The day Chris and I had a man's day was the most rewarding and nerve-wracking day of my life. Mommy was feeling the same as she blew up my phone, but she would never admit to it...but she did. We have been doing a lot together as a family unit, and we seem to be co parenting amazingly. But, that's not what I want. I want to come home to my girl and our son and be a family under one roof. I want to go to bed every night with the woman I am falling for, after reading our little one to sleep. I know Christian Grey has turned into a soppy family man. I bet no one would have thought that I had it in me.
The press have been pissing me off after I released a statement. They've been acting like starving lions. I hired more security for my son and his mother, as I will protect them at all costs. On top of all of that, I can tell Anastasia is wearing herself out. She is studying for her finals and took on an internship at SIP, which I am in the process of buying as I don't like the way her boss looks at her. Something about him does not sit too well with me at all. OK, a part of me might be jealous, but my gut is never wrong. I'm doing everything in my power to keep eyes and ears on Jack Hyde.
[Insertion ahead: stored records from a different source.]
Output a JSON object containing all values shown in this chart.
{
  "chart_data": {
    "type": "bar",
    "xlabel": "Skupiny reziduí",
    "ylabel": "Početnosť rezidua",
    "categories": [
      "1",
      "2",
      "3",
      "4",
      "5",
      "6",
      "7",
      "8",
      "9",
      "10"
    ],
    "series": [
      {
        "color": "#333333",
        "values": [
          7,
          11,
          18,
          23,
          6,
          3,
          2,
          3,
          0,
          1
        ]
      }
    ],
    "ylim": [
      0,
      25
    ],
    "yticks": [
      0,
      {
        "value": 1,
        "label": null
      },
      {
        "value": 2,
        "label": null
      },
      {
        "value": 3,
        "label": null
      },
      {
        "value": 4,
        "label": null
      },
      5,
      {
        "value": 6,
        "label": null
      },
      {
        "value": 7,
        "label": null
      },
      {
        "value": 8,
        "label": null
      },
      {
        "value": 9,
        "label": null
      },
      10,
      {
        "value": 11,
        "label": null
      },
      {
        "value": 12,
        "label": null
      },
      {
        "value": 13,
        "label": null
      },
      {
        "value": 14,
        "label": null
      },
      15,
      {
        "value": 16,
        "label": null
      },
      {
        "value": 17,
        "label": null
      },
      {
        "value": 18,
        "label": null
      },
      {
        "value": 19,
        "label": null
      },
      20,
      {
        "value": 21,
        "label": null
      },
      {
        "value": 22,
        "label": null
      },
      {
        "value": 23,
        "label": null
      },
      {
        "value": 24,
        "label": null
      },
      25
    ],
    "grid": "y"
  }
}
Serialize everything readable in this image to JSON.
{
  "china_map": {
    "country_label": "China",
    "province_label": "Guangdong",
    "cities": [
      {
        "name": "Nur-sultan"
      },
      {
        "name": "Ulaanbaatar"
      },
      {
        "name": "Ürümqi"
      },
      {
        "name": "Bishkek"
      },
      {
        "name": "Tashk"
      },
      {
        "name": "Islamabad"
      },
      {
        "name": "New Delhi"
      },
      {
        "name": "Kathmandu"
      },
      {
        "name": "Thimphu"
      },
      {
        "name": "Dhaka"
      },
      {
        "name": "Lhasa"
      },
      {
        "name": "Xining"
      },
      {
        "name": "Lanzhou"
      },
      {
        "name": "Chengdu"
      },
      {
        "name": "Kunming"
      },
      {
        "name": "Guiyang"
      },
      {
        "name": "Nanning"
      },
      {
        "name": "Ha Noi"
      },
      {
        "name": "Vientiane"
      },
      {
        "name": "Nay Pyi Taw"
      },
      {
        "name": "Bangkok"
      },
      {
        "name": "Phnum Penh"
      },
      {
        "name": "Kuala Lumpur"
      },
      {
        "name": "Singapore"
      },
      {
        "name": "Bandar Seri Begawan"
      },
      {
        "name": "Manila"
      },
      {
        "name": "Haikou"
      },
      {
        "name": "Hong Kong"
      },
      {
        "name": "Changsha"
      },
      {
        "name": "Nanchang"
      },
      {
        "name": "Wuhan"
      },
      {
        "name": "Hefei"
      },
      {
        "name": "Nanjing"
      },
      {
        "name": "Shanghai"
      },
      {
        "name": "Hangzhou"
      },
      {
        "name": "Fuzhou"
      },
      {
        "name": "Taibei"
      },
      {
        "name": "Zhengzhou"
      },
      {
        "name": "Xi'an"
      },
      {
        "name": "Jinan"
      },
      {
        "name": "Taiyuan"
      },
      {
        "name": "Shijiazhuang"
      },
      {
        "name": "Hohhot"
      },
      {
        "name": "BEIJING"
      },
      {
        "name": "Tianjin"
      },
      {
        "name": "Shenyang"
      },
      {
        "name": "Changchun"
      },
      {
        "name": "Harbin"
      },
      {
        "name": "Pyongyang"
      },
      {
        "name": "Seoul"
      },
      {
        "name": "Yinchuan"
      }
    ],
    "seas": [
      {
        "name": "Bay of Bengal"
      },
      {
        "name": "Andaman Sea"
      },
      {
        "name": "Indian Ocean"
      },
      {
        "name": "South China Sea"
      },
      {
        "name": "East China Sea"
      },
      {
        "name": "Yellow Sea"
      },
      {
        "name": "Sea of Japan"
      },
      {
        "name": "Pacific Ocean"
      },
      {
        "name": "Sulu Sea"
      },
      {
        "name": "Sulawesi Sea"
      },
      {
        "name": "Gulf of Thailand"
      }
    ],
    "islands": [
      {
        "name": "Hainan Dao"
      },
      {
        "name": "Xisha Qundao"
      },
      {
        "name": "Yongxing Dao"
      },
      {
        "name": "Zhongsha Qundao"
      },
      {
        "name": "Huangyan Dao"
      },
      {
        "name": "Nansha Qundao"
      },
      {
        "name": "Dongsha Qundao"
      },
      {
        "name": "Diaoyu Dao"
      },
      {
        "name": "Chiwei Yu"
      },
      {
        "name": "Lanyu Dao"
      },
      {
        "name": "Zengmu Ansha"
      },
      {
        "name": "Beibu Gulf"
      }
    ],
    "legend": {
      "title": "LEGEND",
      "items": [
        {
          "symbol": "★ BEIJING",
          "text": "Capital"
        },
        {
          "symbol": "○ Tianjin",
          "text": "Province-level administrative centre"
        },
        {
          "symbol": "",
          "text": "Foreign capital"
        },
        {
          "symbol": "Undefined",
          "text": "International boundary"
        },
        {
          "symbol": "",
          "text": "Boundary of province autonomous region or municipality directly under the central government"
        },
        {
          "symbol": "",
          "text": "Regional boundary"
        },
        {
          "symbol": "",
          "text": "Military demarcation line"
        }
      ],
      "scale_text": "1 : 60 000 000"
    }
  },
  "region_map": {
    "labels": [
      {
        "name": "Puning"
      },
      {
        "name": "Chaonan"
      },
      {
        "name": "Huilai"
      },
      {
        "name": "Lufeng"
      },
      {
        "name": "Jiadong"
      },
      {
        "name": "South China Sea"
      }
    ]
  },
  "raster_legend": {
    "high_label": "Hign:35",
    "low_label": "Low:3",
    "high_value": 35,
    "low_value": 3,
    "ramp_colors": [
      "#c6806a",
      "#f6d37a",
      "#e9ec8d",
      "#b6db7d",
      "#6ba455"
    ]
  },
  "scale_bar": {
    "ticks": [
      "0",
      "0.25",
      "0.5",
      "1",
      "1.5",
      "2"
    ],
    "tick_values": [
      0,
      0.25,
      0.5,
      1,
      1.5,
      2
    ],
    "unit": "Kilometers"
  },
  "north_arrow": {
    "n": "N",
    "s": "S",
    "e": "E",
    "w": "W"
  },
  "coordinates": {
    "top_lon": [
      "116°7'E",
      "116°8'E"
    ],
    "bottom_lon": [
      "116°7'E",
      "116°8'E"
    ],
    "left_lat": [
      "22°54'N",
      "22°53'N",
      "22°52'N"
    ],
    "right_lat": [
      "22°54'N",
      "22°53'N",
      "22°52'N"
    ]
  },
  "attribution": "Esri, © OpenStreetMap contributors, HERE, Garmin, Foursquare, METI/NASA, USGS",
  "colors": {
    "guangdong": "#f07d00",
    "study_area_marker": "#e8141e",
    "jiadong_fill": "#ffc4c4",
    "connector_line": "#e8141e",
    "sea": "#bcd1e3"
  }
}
The day Sawyer called to tell me Ana had collapsed and was being taken the hospital, I thought my heart had actually stopped beating. I admit I handled it in the wrong way. I even got her stuff moved out of her apartment and into one in Escala, without even discussing it with her. I made Ana feel like she was a bad mother and that was never my intention. I'm just a control freak who reacts in his own way, but I think I need to learn not to be that way when it comes to my son and his mother.

The argument was short and brief as we should never be arguing in front of our child, no matter how old he is. As time went on, Ana decided it was a good idea for her to move into Escala so the three of us could be closer together.
Everything seemed to be going smoothly, until I brought up paying child support and her not paying for the apartment. I just want to be a good daddy, but I don't want to step on Ana's toes. It's so hard to navigate this co parent relationship, when all I want is for us to be a couple and be happy.

Yes, I am in love with Anastasia Steele and I want her. But, how do I get her?